Cosmic Queries: Startalk’s Guide to Who We Are, How We Got Here, and Where We’re Going by Neil deGrasse Tyson & James Trefil. A legendary astrophysicist offers a unique spin on the mysteries and curiosities of the cosmos, building on rich material from his beloved StarTalk podcast, while a renowned physicist takes on a big questions that humanity has been posing for millennia.
The Hero Code: Lessons Learned from Lives Well Lived by William McRaven. The Four-Star Admiral, retired Commander of U.S. Special Operations Forces and best-selling author of Make Your Bed shares succinct, inspirational lessons about the character qualities of everyday true heroes.
The Dictionary of Lost Words by Pip Williams. In a debut novel based on actual events, as a team of male scholars compiles the first Oxford English Dictionary, one of their daughters decides to collect the “objectionable” words they omit.
The Elephant of Belfast: A Novel by S. Kirk Walsh. In a story inspired by true events, a young woman zookeeper is compelled to protect an elephant during the German blitz of Belfast during World War I.

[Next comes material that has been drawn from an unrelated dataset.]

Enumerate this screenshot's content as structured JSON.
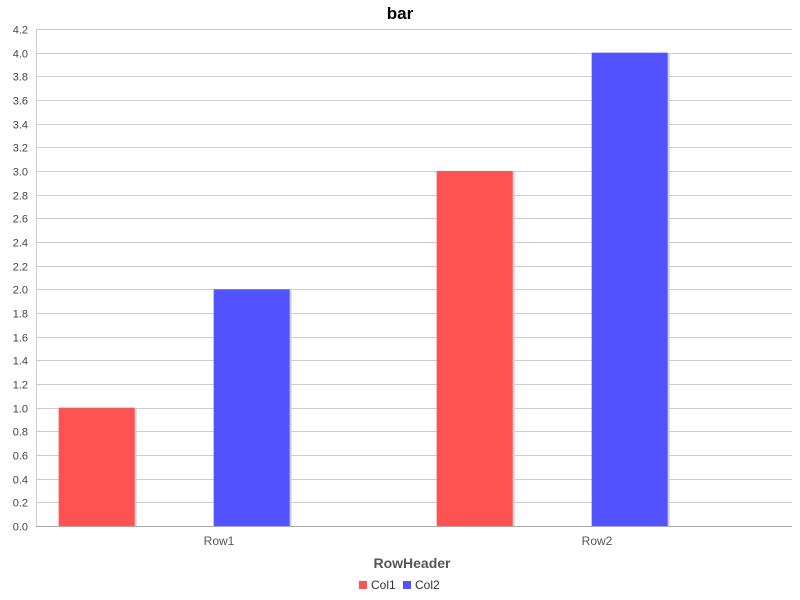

Miss Julia Happily Ever After, No. 22 (Miss Julia) by Ann. B. Ross. A highly anticipated final installment in the best-selling series finds an outbreak of wedding fever in Abbotsville upended by a mysterious vandal who challenges a lively Miss Julia to save the day, and her friends' nuptials
Lover Unveiled, No. 19 (Black Dagger Brotherhood) by J.R. Ward. A latest entry in the best-selling Black Dagger Brotherhood series continues the story of Sahvage, a powerful MMA fighter whose buried secret threatens to irrevocably change the world of Caldwell.
Country Proud, No. 2 (Painted Pony Creek) by Linda Lael Miller. The second book in the Painted Pony Creek series follows three best buddies whose strength, honor and independence exemplify the Montana land they love.
Legacy of War, No. 18 (Courtney Family) by Wilbur Smith. A sequel to Courtney's War finds a plot against Saffron and her husband, Gerhard, triggering consequences throughout post-World War II Europe, before Leon finds himself caught between colonialism and rebellion in an independence-seeking Kenya.
Mother May I by Joshilyn Jackson. Blackmailed by a mysterious kidnapper to commit a seemingly harmless act, a once-poor woman who married into wealth triggers a devastating chain of consequences. By the best-selling author of Never Have I Ever.
You Love Me, No. 3 (You) by Caroline Kepnes. Retreating to a cozy island in the Pacific Northwest, Joe Goldberg takes a job at the local library where he becomes obsessed with librarian Mary Kay DiMarco and decides he is ready to make her do the right thing by making room for him in her life.
Mirrorland by Carole Johnstone. Returning to her gothic childhood home in the wake of her estranged twin's disappearance, Cat uncovers long-held secrets involving her sister's left-behind clues and a mysterious treasure hunt.
The Lost Village by Camilla Sten. Obsessed with the vanishing residents of an old mining town, dubbed “The Lost Village,” documentary filmmaker Alice Lindstedt and her crew set up camp and are soon plagued by strange events that makes them realize they are not alone.